Если о чем-то Эрингил и мечтал, так это о любви. Минта ничего не знал об этом. Вероятно, любовь и отношения с женщинами оставались единственной областью, где у Минты не имелось никакого опыта. У него даже мнения своего на сей счет не было. «Просто я как-то не успел, — оправдываясь, говорил мастер, — всегда находились какие-то другие занятия…»
«По всей видимости, — думал Эрингил, — боги решили обделить Минту этим свойством — умением любить. Ничего странного! Человек не может владеть всеми дарами сразу. Боги понимают это, возможно, даже лучше, чем сами люди. Минта может изготовить абсолютно любой предмет, более того — он изобретатель: он придумывает и делает вещи, которых никто никогда до него не делал. Никому и в голову не приходило создавать нечто подобное!
И хотя почти все его механизмы не работают, а странные сосуды ломаются… это неважно. Мысль Минты работает, не зная отдыха. Он не в состоянии одновременно с тем что-то чувствовать, тем более — к женщине. Любовь, насколько мне известно, отнимает очень много жизненных сил».
Эрингил мог сколько угодно развивать теории по этому поводу, но когда любовь настигла его, юноша поначалу даже не узнал ее.
Случилось все очень быстро. Всадник показался на равнине, и Эрингил насторожился: обычно он охотился в полном одиночестве, которое никто не нарушал. Но всадник — имелся, он приближался стремительно и неотвратимо. Эрингил напрягся, коснулся рукой меча. Хотя войны сейчас, вроде бы, не велось, всегда следовало оставаться начеку — мало ли какой негодяй встанет на пути.
Всадник приблизился и осадил коня. Эрингил увидел невысокого хрупкого юношу примерно своих лет, в плотно надвинутой на брови шапочке, с развевающимся за плечами коротким плащом и стройными ногами в обтягивающих лосинах и мягких сапожках.
Почему-то вид этих обтянутых ног вызвал у Эрингила особенное раздражение: слишком уж юнец выставлял их напоказ, как будто гордился ими! Мужчине не следует гордиться своей внешностью, во всяком случае, не так откровенно.
Эрингил нахмурился.
— Что ты здесь делаешь? — резко спросил он.

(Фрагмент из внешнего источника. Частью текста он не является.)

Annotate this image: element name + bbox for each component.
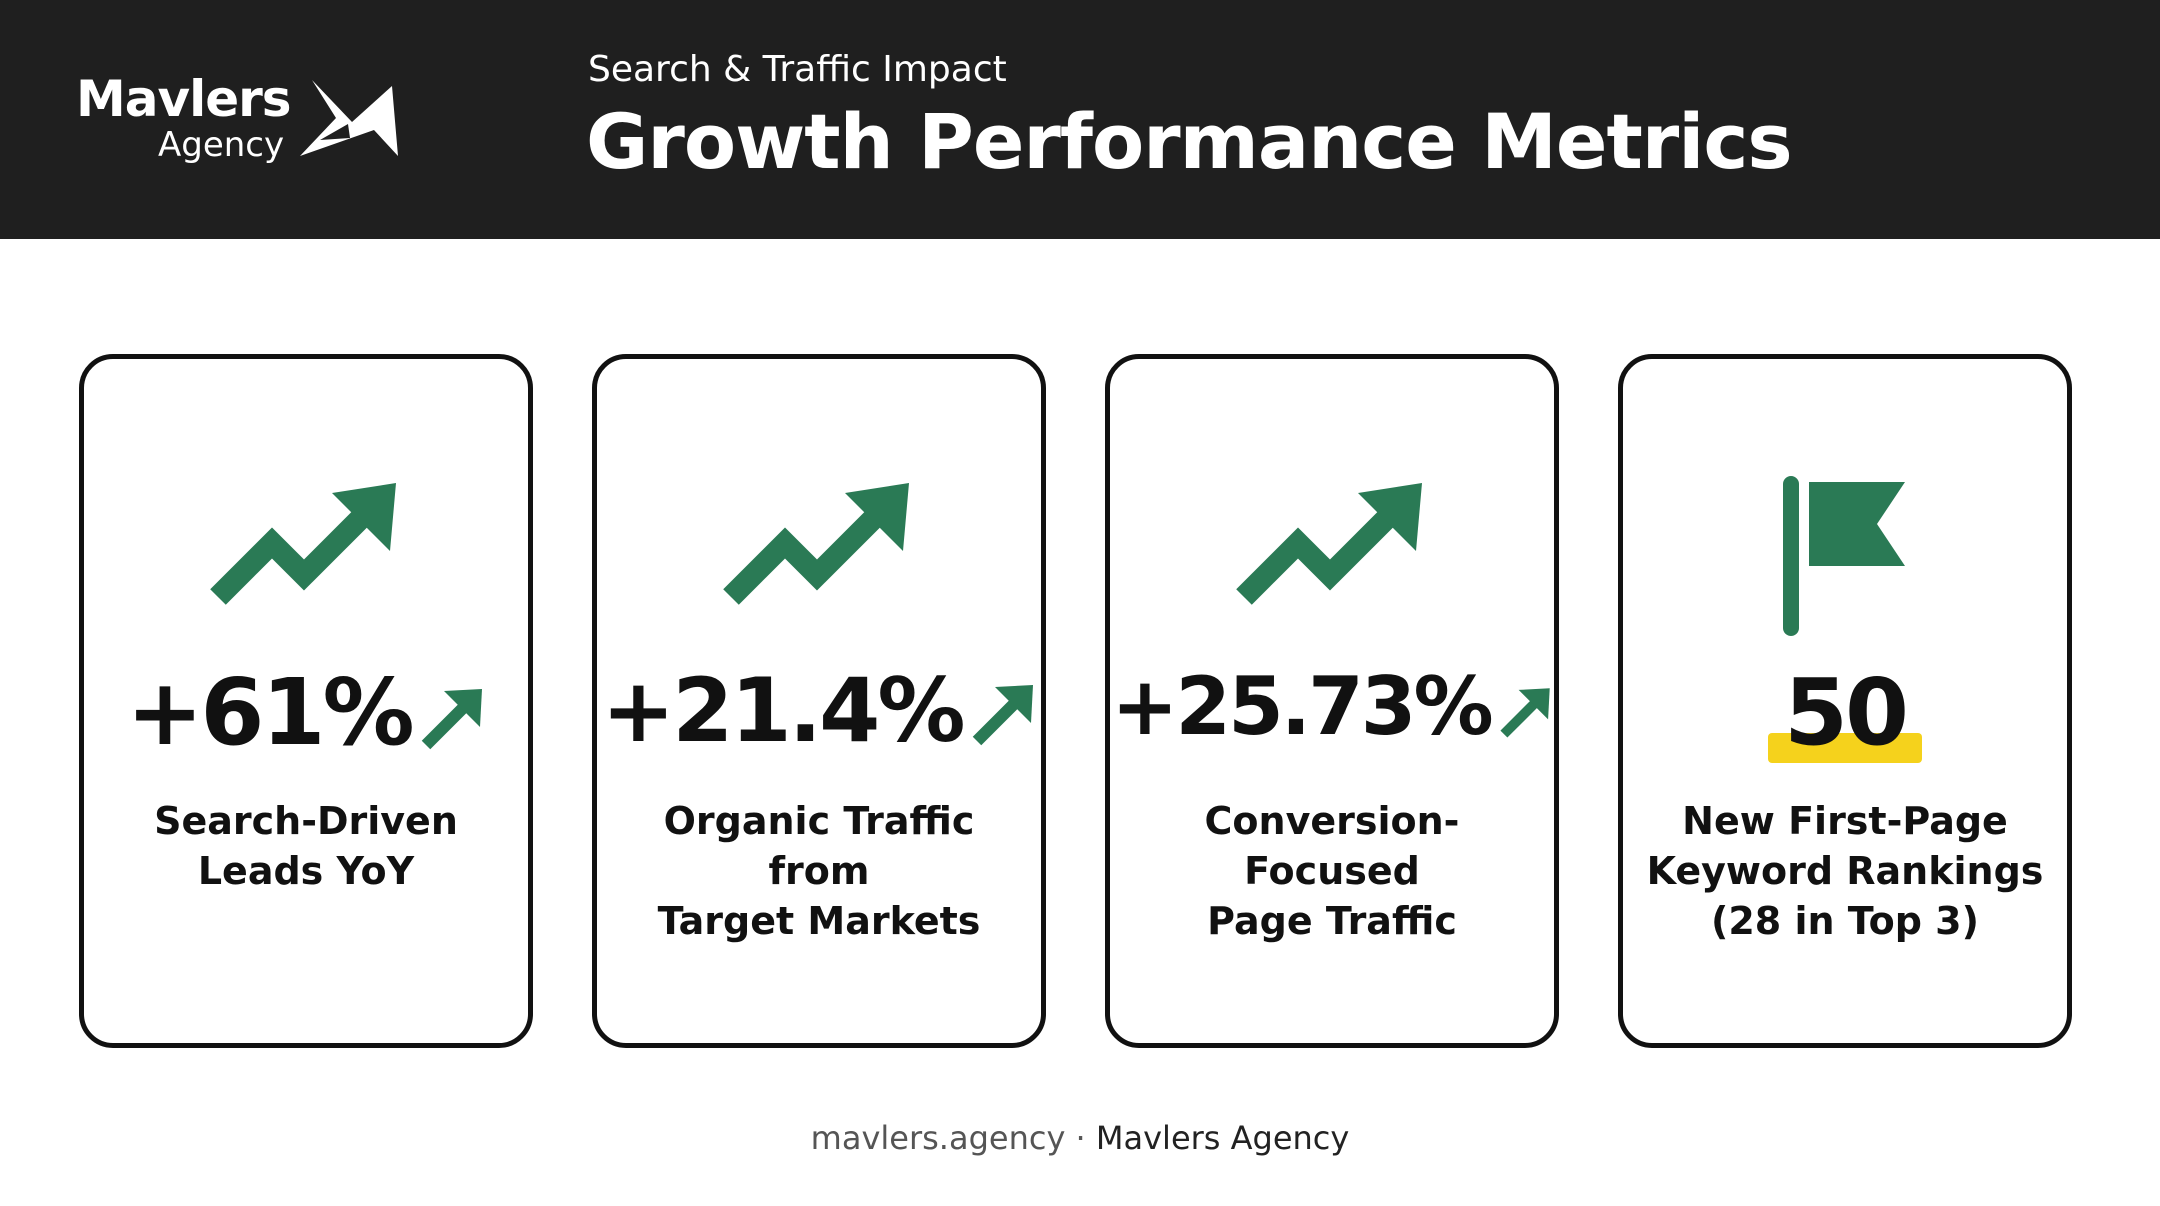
metric-value: +21.4% bbox=[601, 659, 965, 762]
page-subtitle: Search & Traffic Impact bbox=[588, 49, 1007, 90]
trend-up-icon bbox=[210, 483, 396, 605]
metric-value-row: +25.73% bbox=[1110, 667, 1554, 747]
metric-label: New First-Page Keyword Rankings (28 in T… bbox=[1646, 799, 2044, 943]
header-bar: Mavlers Agency Search & Traffic Impact G… bbox=[0, 0, 2160, 239]
footer-url[interactable]: mavlers.agency bbox=[810, 1119, 1066, 1157]
footer: mavlers.agency · Mavlers Agency bbox=[0, 1122, 2160, 1154]
footer-brand: Mavlers Agency bbox=[1095, 1119, 1350, 1157]
highlighted-value: 50 bbox=[1767, 667, 1923, 763]
metric-value-row: +61% bbox=[84, 667, 528, 759]
metric-card-conversion-traffic: +25.73% Conversion-Focused Page Traffic bbox=[1105, 354, 1559, 1048]
footer-separator: · bbox=[1075, 1119, 1086, 1157]
arrow-up-right-icon bbox=[972, 685, 1033, 746]
highlight-marker bbox=[1767, 733, 1923, 763]
trend-up-icon bbox=[723, 483, 909, 605]
metric-value: +61% bbox=[126, 659, 414, 766]
logo-wordmark: Mavlers bbox=[76, 70, 292, 128]
trend-up-icon bbox=[1236, 483, 1422, 605]
metric-label: Conversion-Focused Page Traffic bbox=[1204, 799, 1460, 943]
metric-card-organic-traffic: +21.4% Organic Traffic from Target Marke… bbox=[592, 354, 1046, 1048]
brand-logo[interactable]: Mavlers Agency bbox=[76, 74, 406, 174]
metric-card-leads: +61% Search-Driven Leads YoY bbox=[79, 354, 533, 1048]
metric-card-keyword-rankings: 50 New First-Page Keyword Rankings (28 i… bbox=[1618, 354, 2072, 1048]
logo-mark-icon bbox=[300, 80, 398, 156]
metric-label: Search-Driven Leads YoY bbox=[154, 799, 458, 893]
arrow-up-right-icon bbox=[421, 689, 482, 750]
metric-value: +25.73% bbox=[1111, 660, 1493, 753]
metric-value-row: 50 bbox=[1623, 667, 2067, 763]
metric-value: 50 bbox=[1783, 659, 1909, 766]
page-title: Growth Performance Metrics bbox=[586, 97, 1793, 186]
metric-label: Organic Traffic from Target Markets bbox=[657, 799, 981, 943]
arrow-up-right-icon bbox=[1500, 688, 1550, 738]
flag-icon bbox=[1783, 476, 1905, 636]
metric-value-row: +21.4% bbox=[597, 667, 1041, 755]
logo-subtext: Agency bbox=[158, 125, 285, 165]
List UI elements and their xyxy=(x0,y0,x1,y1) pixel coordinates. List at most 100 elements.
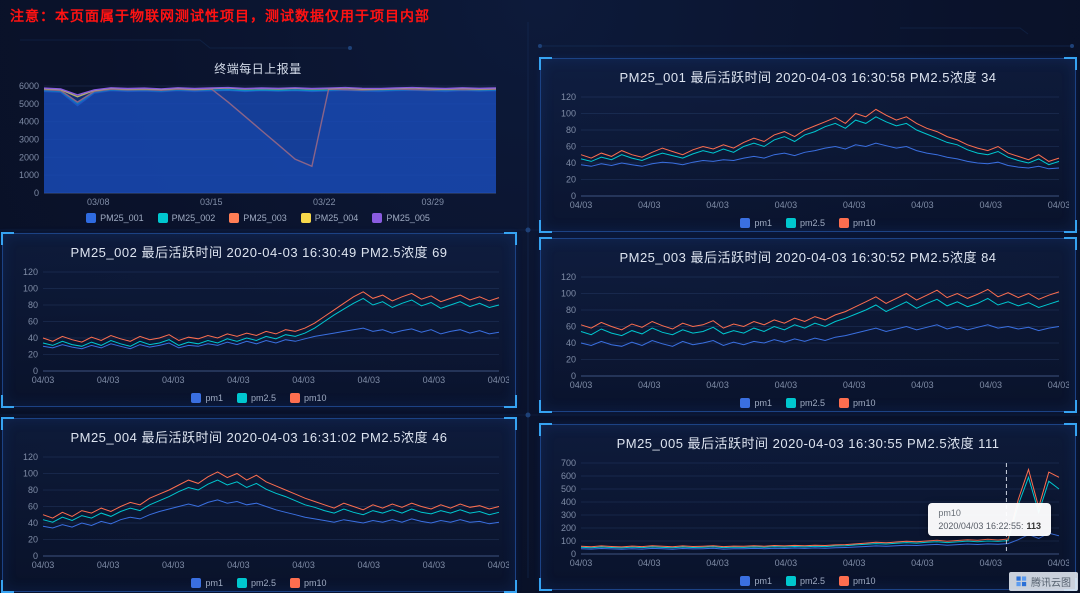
legend-item-PM25_002[interactable]: PM25_002 xyxy=(157,213,215,223)
svg-text:100: 100 xyxy=(23,284,38,294)
svg-text:04/03: 04/03 xyxy=(488,560,509,570)
legend-label: pm1 xyxy=(754,576,772,586)
svg-text:80: 80 xyxy=(566,305,576,315)
legend-item-pm2.5[interactable]: pm2.5 xyxy=(236,393,276,403)
legend-swatch xyxy=(86,213,97,223)
svg-text:04/03: 04/03 xyxy=(488,375,509,385)
svg-text:04/03: 04/03 xyxy=(423,375,446,385)
panel-title-pm25-003: PM25_003 最后活跃时间 2020-04-03 16:30:52 PM2.… xyxy=(619,250,997,265)
line-chart-pm25-001[interactable]: 0 20 40 60 80 100 120 04/03 04/03 04/03 04/03 04/03… xyxy=(547,91,1070,211)
legend-item-pm10[interactable]: pm10 xyxy=(290,393,327,403)
tooltip-value-line: 2020/04/03 16:22:55: 113 xyxy=(938,521,1041,531)
legend-item-pm10[interactable]: pm10 xyxy=(839,218,876,228)
chart-tooltip: pm10 2020/04/03 16:22:55: 113 xyxy=(928,503,1051,536)
legend-swatch xyxy=(372,213,383,223)
svg-text:04/03: 04/03 xyxy=(843,200,866,210)
legend-item-pm1[interactable]: pm1 xyxy=(740,218,772,228)
legend-swatch xyxy=(157,213,168,223)
chart-canvas: 0 20 40 60 80 100 120 04/03 04/03 04/03 04/03 04/03… xyxy=(23,452,510,570)
chart-canvas: 0 1000 2000 3000 4000 5000 6000 03/08 03/15 03/22… xyxy=(19,81,497,207)
legend-label: pm10 xyxy=(304,393,327,403)
svg-text:04/03: 04/03 xyxy=(775,200,798,210)
svg-text:04/03: 04/03 xyxy=(706,558,729,568)
svg-text:400: 400 xyxy=(561,497,576,507)
legend-item-pm1[interactable]: pm1 xyxy=(740,398,772,408)
legend-item-pm10[interactable]: pm10 xyxy=(839,398,876,408)
legend-item-pm1[interactable]: pm1 xyxy=(191,578,223,588)
line-chart-pm25-004[interactable]: 0 20 40 60 80 100 120 04/03 04/03 04/03 04/03 04/03… xyxy=(9,451,510,571)
svg-text:04/03: 04/03 xyxy=(979,380,1002,390)
svg-text:40: 40 xyxy=(28,333,38,343)
svg-text:20: 20 xyxy=(566,355,576,365)
legend-swatch xyxy=(785,218,796,228)
svg-text:120: 120 xyxy=(23,267,38,277)
legend-item-PM25_003[interactable]: PM25_003 xyxy=(229,213,287,223)
legend-swatch xyxy=(300,213,311,223)
svg-text:04/03: 04/03 xyxy=(570,380,593,390)
legend-item-pm10[interactable]: pm10 xyxy=(839,576,876,586)
legend-label: PM25_001 xyxy=(100,213,144,223)
svg-text:20: 20 xyxy=(28,535,38,545)
svg-text:5000: 5000 xyxy=(19,99,39,109)
svg-text:04/03: 04/03 xyxy=(706,200,729,210)
legend-item-PM25_005[interactable]: PM25_005 xyxy=(372,213,430,223)
legend-item-pm2.5[interactable]: pm2.5 xyxy=(236,578,276,588)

Незнакомый юнец поднял брови и насмешливо покачал головой.
— А ты что здесь делаешь?
— Я охочусь.
— А я катаюсь.
— Убирайся подальше от меня! — сказал Эрингил. — Как бы я не проучил тебя!
— Ну, ты и нахал! — заявил юнец. — Эта долина тебе еще не принадлежит.
— Насколько я знаю, она никому не принадлежит — это дикие земли, — возразил Эрингил.
Юнец захохотал.
— Нет, дружок, здесь ты ошибаешься! Вон до того дерева — видишь? вон там растет одинокий дуб, — до того дерева действительно дикие земли, но от дуба и до скалы земля принадлежит одному человеку. Очень богатому человеку. Человеку с дурным характером, вспыльчивому, жадному… и ненавидящему чужаков, которые охотятся с соколами там, где не имеют права находиться.
— Ну так познакомь меня с этим вспыльчивым и жадным негодяем, чтобы я мог переломать ему кости! — резко сказал Эрингил. — Должно быть, он твой хозяин, если ты так рьяно за него вступаешься, да еще расписываешь столь живописно!